The two faces of religious freedom talk represented by Pompeo and Barr are not unique to the Trump administration, nor are they exclusively the province of the political right.
Many of us who study religious freedom as a facet of American foreign policy have also described the contrasting faces of religious freedom America presents at home and abroad. In a 2019 book, I showed how white Americans explicitly denied religious freedom to Japanese American Buddhists in the 1920s, but I also showed how American officials occupying Japan in the early 1940s said it was inconceivable that Japanese people could understand or enact religious freedom without American help. As scholars such as Elizabeth Shakman Hurd and Anna Su have also shown, this conceit that the United States has figured out religious freedom and the rest of the world must play catch-up has prominently featured in American foreign policy for the last several decades. However, the realities of American domestic politics put lie to that claim.
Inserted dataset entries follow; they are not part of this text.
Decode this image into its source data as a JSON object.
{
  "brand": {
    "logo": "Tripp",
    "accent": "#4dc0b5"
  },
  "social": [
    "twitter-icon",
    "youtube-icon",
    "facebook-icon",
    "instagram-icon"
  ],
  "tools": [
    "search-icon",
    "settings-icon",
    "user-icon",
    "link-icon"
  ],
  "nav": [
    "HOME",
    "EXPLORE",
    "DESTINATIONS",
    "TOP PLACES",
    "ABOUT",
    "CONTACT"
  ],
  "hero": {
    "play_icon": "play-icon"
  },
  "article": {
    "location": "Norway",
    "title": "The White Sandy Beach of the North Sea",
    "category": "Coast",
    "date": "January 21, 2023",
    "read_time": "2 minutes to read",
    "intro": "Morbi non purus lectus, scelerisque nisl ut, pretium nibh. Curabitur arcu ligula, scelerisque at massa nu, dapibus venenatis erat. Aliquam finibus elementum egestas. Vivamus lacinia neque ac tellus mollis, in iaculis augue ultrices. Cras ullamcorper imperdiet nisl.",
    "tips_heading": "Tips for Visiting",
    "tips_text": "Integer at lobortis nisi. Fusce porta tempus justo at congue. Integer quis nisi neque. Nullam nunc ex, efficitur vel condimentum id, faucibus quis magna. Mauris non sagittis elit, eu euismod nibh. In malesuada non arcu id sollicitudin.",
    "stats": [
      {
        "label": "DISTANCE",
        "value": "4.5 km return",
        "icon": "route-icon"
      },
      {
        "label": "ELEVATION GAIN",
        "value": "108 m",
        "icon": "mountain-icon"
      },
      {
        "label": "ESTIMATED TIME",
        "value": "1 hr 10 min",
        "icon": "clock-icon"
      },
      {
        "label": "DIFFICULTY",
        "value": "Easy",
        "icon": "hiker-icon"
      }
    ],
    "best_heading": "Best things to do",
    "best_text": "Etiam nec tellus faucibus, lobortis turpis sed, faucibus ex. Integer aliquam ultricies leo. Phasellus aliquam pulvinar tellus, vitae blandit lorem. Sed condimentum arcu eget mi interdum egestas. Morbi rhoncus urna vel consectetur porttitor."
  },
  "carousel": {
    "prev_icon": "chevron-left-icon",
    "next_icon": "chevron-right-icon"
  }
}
Take, for example, two recent court cases that involved the religious rights of incarcerated men. In February 2019, the Supreme Court denied a stay of execution for a Muslim inmate, Domineque Ray, who had asked for the minimum amount of time for his imam to receive the training required to attend Ray at his death. The next month, the Supreme Court decided differently, suggesting that Buddhist inmate Patrick Murphy could be granted a stay of execution so that his Buddhist chaplain could receive the sort of training that had been denied Ray’s imam. The similarities in these cases are as striking as the differences: death row inmates, spiritual advisors, stays of execution. But one man was Black and Muslim. The other man was white and Buddhist. It may be, as some have speculated, that the Supreme Court ruled differently in the second case as a way of atoning for a mistaken decision in the first. But even if true, one man died without the solace of his imam because his right to religious freedom was subordinated to the state’s need to “maintain order.” The fact that that he was Black and a member of one of the most vilified religions in the contemporary United States speaks volumes when contrasted with the successful claim of a white member of a religion often perceived as benign.
Injustices like the Ray decision are exactly the sort of thing the United States looks for when scanning the globe for religious freedom abuses. Such contradictions won’t disappear simply because the occupant of the Oval Office has changed, nor will the evident Protestant bias in America’s foreign policy evaporate under our second ever Catholic president.
Injustices like the Ray decision are exactly the sort of thing the United States looks for when scanning the globe for religious freedom abuses.
To be sure, Biden’s inauguration should give Americans of all political stripes hope. He campaigned as a reliable figure who knows Washington well and can get the country back on course. The temptation to present himself as the face of a more compassionate religious freedom will be strong. However, to get the international religious freedom agenda to work, officials in the Biden administration must begin by facing inward. I suggest we spend the first four years of Biden’s presidency subjecting the United States to the same rigorous scrutiny we apply to other countries, knowing that a truly honest assessment may very well result in labeling the United States a “Country of Particular Concern.” Only then can we claim to be promoting religious freedom with a straight face.